Не первый год знал Ваня дружка. Видел его и отупевшим от тяжелого однообразного труда, засыпающим на ходу, но упрямо продолжающим возню с дровами или с ведрами. Гордость мешала Данилке смириться с тем, что по его невольной вине выяснилась причастность Родьки к смерти Устиньи, — это Ваня понимал без слов. Ну да что уж поделаешь, коли дружок такой гордый попался?
— Так ты завтра с утра растолкуй все это деду, а он уж догадается, как дальше быть, — посоветовал Ваня. — А пока я тебя тут устрою. Тут коротко, ну да умостишься и выспишься.
И прибавил по-взрослому:
— Утро вечера мудренее.
— Нет, Ваня… — почему-то почти шепотом возразил Данилка. — К деду на конюшню идти нужно. Не пойду.
— Бог с тобой, я ему скажу, — Ваня встал.
Этот разговор начал ему надоедать, и единственным средством прекратить его было — поскорее принести Данилке войлочный тюфячок и старую шубу, чем укрыться.
Пропадал Ваня долго — должно быть, объяснялся с женой из-за шубы с тюфяком.
Данилка сидел и думу думал.
Нет, не Родька удавил Устинью. Устинья ему и дверей-то не открыла бы! Данилка вспомнил, что толковал на Родькином дворе тот земский ярыжка, и внутренне согласился с ним. Родька вряд ли сошелся с толстомясой Устиньей — он скорее бы нашел себе полюбовницу среди тех лихих женок, селившихся поблизости от кружечных дворов, которые оказывали гостеприимство пьющим людям. Ведь распивать купленное прямо на кружечном дворе государь не велел, домой не всякий тащить хочет, и в большом почете та бойкая кумушка, к которой тут же можно завернуть, получив за малые деньги миску соленых рыжиков на закуску, а то еще и саму хозяйку в придачу.
Когда Ваня принес что подстелить и чем укрыться, Данилка уже все придумал.
— Нужно сыскать, где Родька эту ночь провел.

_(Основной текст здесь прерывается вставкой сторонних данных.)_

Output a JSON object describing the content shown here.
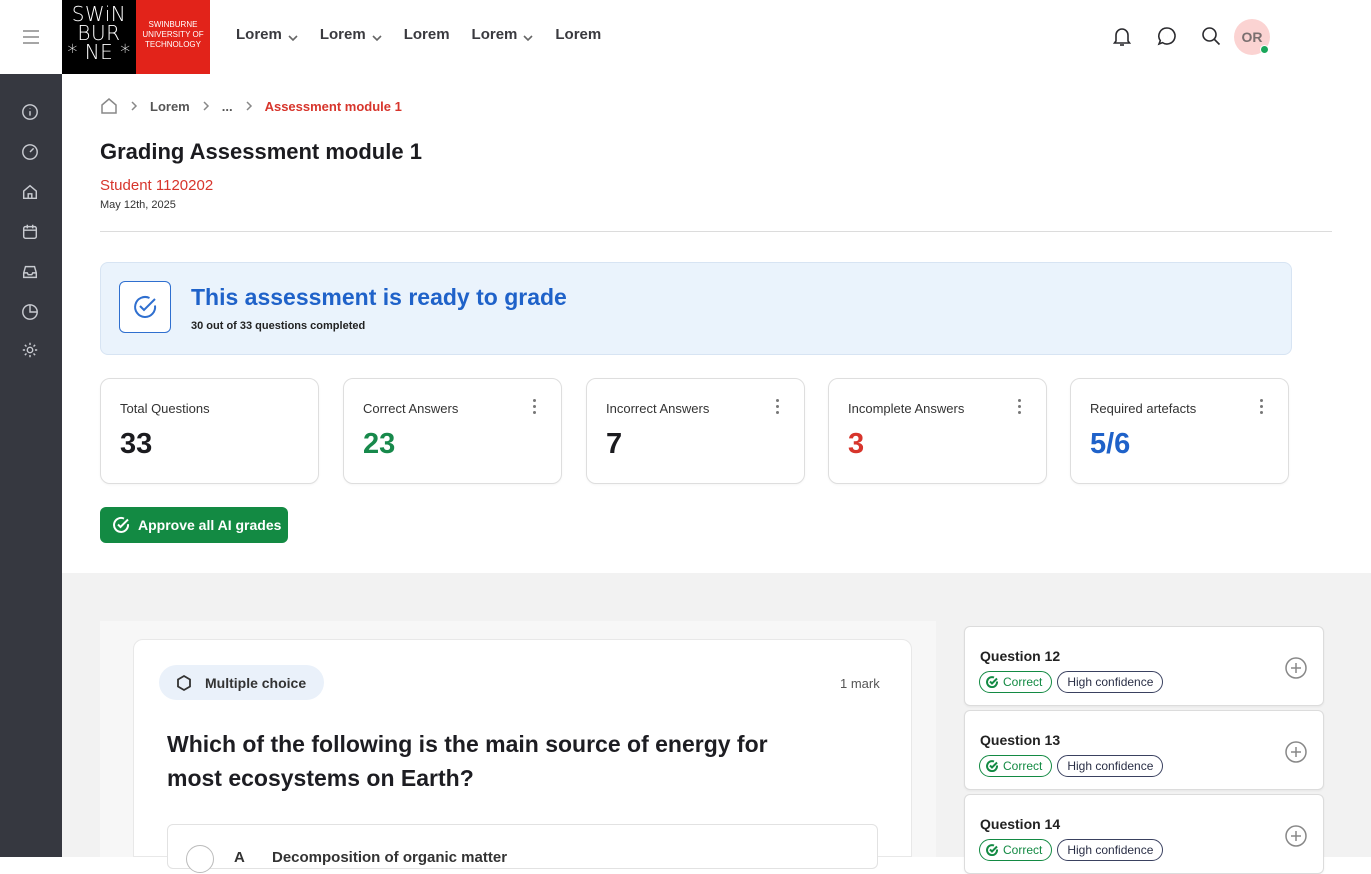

Ежели с вечера пить начал, то там, где пил, поди, и заночевал. А когда тот дом сыщется…
— Отпусти душу на покаяние! — взмолился Ваня. — Ты моего Артемонки дурее, право! И что же — так и будешь шататься вокруг кружал, аки шпынь ненадобный? Да ведь ты со своими дурацкими расспросами как раз под чей-нибудь кулак со свинчаткой угодишь!
— Буду, Ваня, — сурово отвечал Данилка. — Иначе мне на Аргамачьих конюшнях не жить.
На это Ване возразить было нечего.
— И как же ты расспрашивать собираешься? Мол, не видал ли кто государева стряпчего конюха в непотребном виде? И не приметил ли, которая зазорная девка его подобрала и спать с собой уложила?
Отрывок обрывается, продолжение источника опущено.